Infinite Series $\sum\limits_{n=1}^{\infty}\frac{1}{4^n\cos^2\frac{x}{2^n}}$
Often when $\sin(x)$ and $x$ appear in a formula such as this, it is based on the fact that $$ \lim_{a\to0}\frac{\sin(ax)}{a}=x\tag{1} $$ Since the summands are $\dfrac{4^{-k}}{\cos^2(2^{-k}x)}$ , it appears that an identity involving a double angle formula is being exploited.
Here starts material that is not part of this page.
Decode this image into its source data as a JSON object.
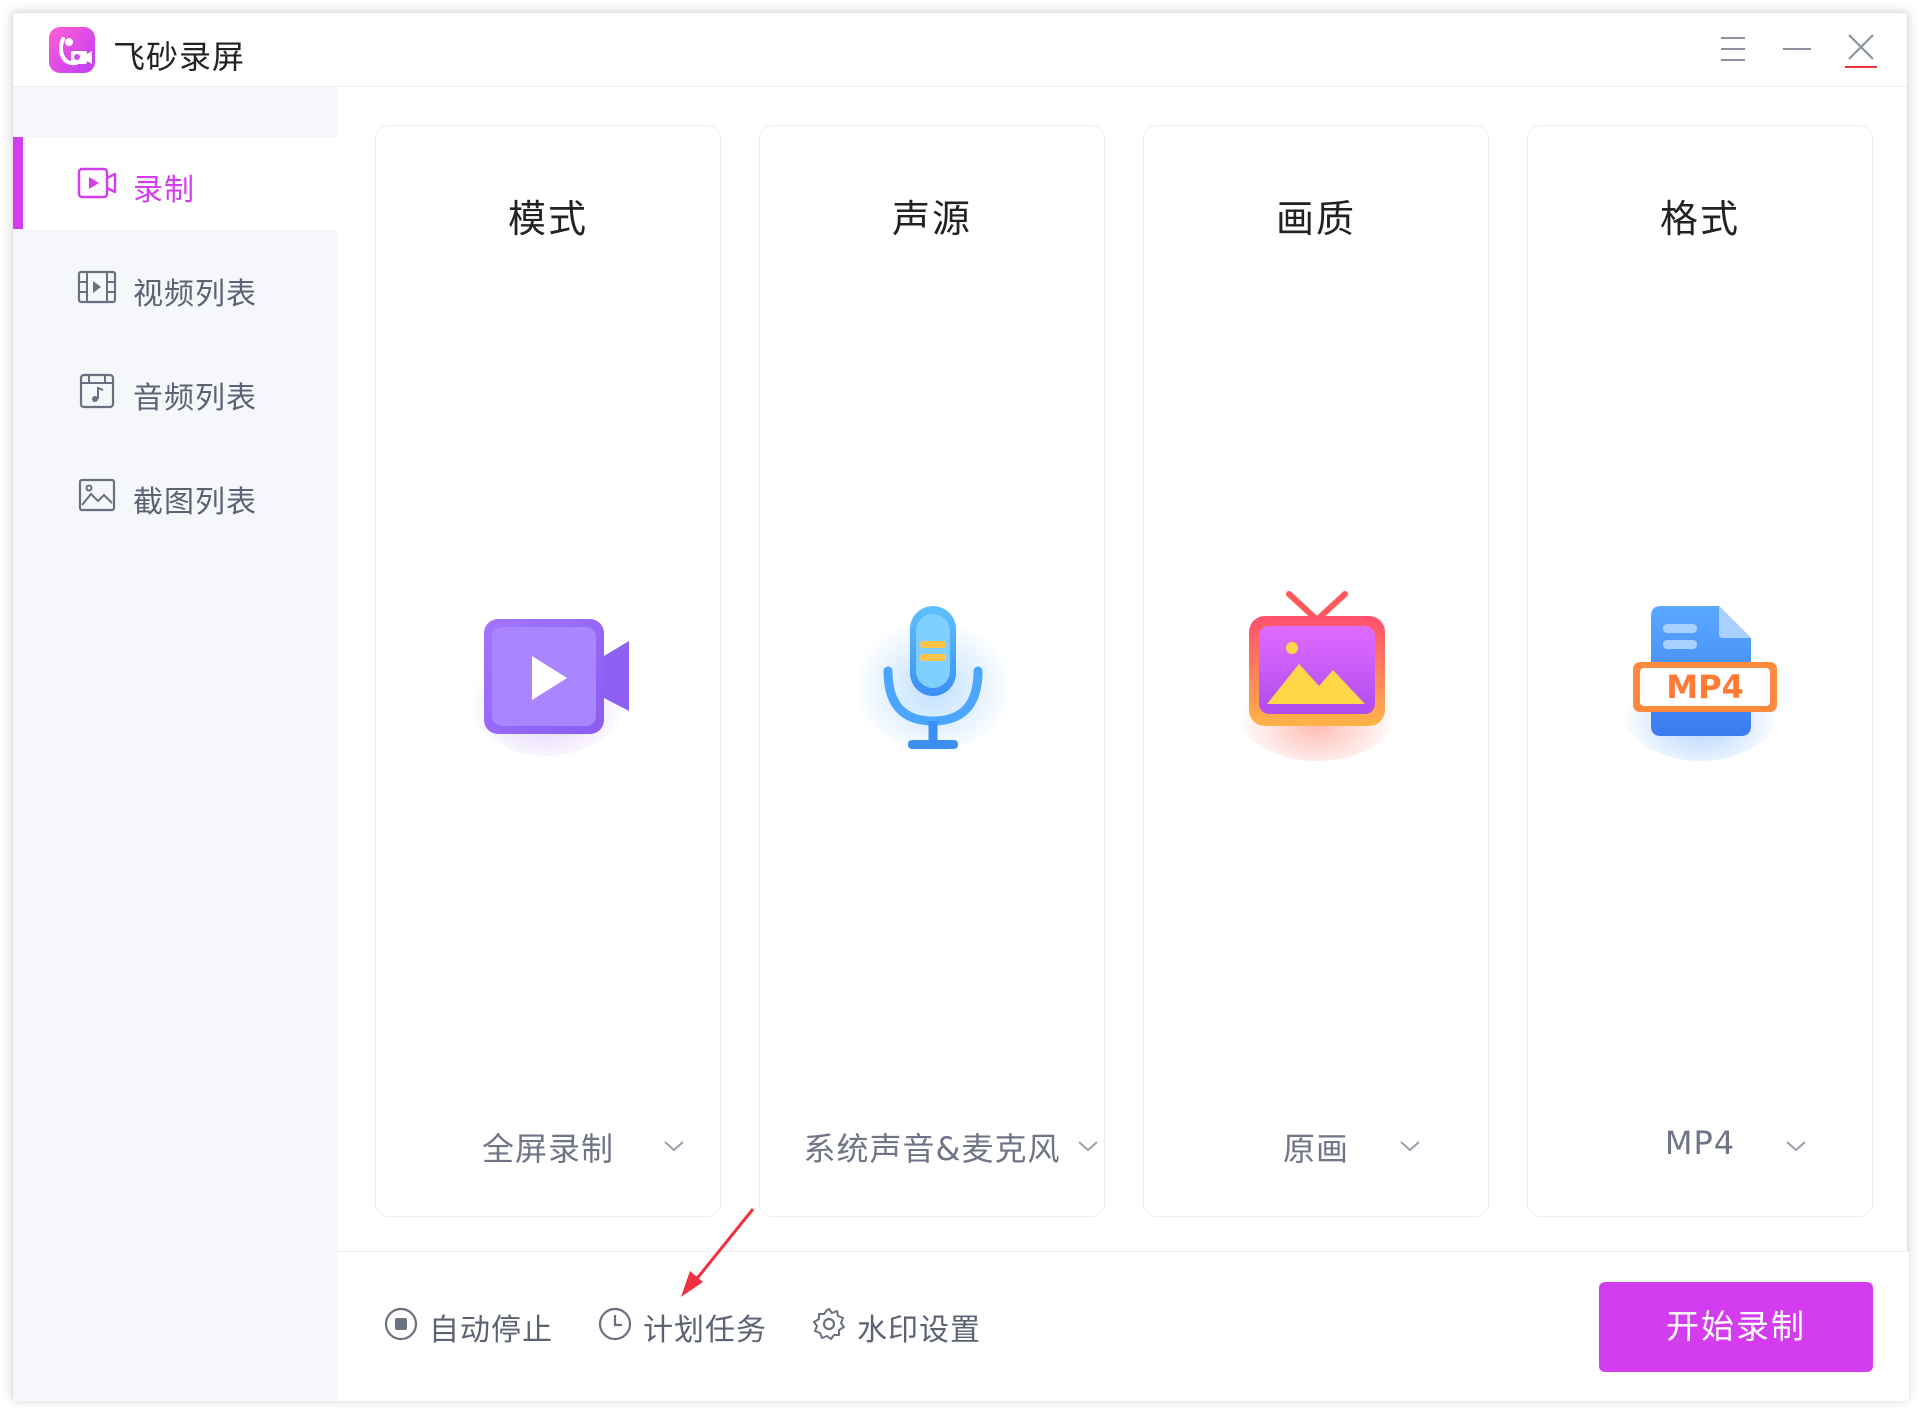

Therefore, with an eye toward a telescoping sum, I started with $$ \begin{align} \frac4{\sin^2(2x)}-\frac1{\sin^2(x)} &=\frac{4-4\cos^2(x)}{4\sin^2(x)\cos^2(x)}\\ &=\frac{4\sin^2(x)}{4\sin^2(x)\cos^2(x)}\\ &=\frac1{\cos^2(x)}\tag{2} \end{align} $$ Substitute $x\mapsto 2^{-k}x$ and multiply by $4^{-k}$ and sum (and telescope) $$ \begin{align} \sum_{k=1}^n\frac{4^{-k}}{\cos^2(2^{-k}x)} &=\sum_{k=1}^n\left(\frac{4^{-k+1}}{\sin^2(2^{-k+1}x)}-\frac{4^{-k}}{\sin^2(2^{-k}x)}\right)\\ &=\frac1{\sin^2(x)}-\frac{4^{-n}}{\sin^2(2^{-n}x)}\\ &\to\frac1{\sin^2(x)}-\frac1{x^2}\tag{3} \end{align} $$ since, by $(1)$, $$ \lim_{n\to\infty}\frac{4^{-n}}{\sin^2(2^{-n}x)}=\frac1{x^2}\tag{4} $$
Viète's formula gives:
$$\prod_{k\geq 1} \cos\left(\frac{x}{2^k}\right)=\frac{\sin x}{x}\Rightarrow \prod_{k\geq 1} \sec\left(\frac{x}{2^k}\right)=\frac{x}{\sin x}\Rightarrow\sum_{k\geq 1} \ln \sec\left(\frac{x}{2^k}\right)=\ln x-\ln \sin x$$
Differentiate twice and you have your result.
Since $$1 = \sin^2(\theta) + \cos^2(\theta)$$ dividing by $\sin^2(\theta) \cos^2(\theta)$, we get that $$4\csc^2(2 \theta) = \csc^2(\theta) + \sec^2(\theta)$$ Replace $\theta$ as $\dfrac{x}{2^n}$, we get that $$\sec^2\left(\dfrac{x}{2^{n+1}}\right) = 4\csc^2\left(\dfrac{x}{2^n}\right) - \csc^2\left(\dfrac{x}{2^{n+1}}\right)$$ Divding by $4^{n+1}$, we get that $$\dfrac{\sec^2\left(\dfrac{x}{2^{n+1}}\right)}{4^{n+1}} = \dfrac{\csc^2\left(\dfrac{x}{2^n}\right)}{4^n} - \dfrac{\csc^2\left(\dfrac{x}{2^{n+1}}\right)}{4^{n+1}}$$ Now telescopic summation gives us $$\sum_{n=0}^{N} \dfrac{\sec^2\left(\dfrac{x}{2^{n+1}}\right)}{4^{n+1}} = \csc^2\left(x\right) - \dfrac{\csc^2\left(\dfrac{x}{2^{N+1}}\right)}{4^{N+1}}$$ Now letting $N \to \infty$, we get what you want.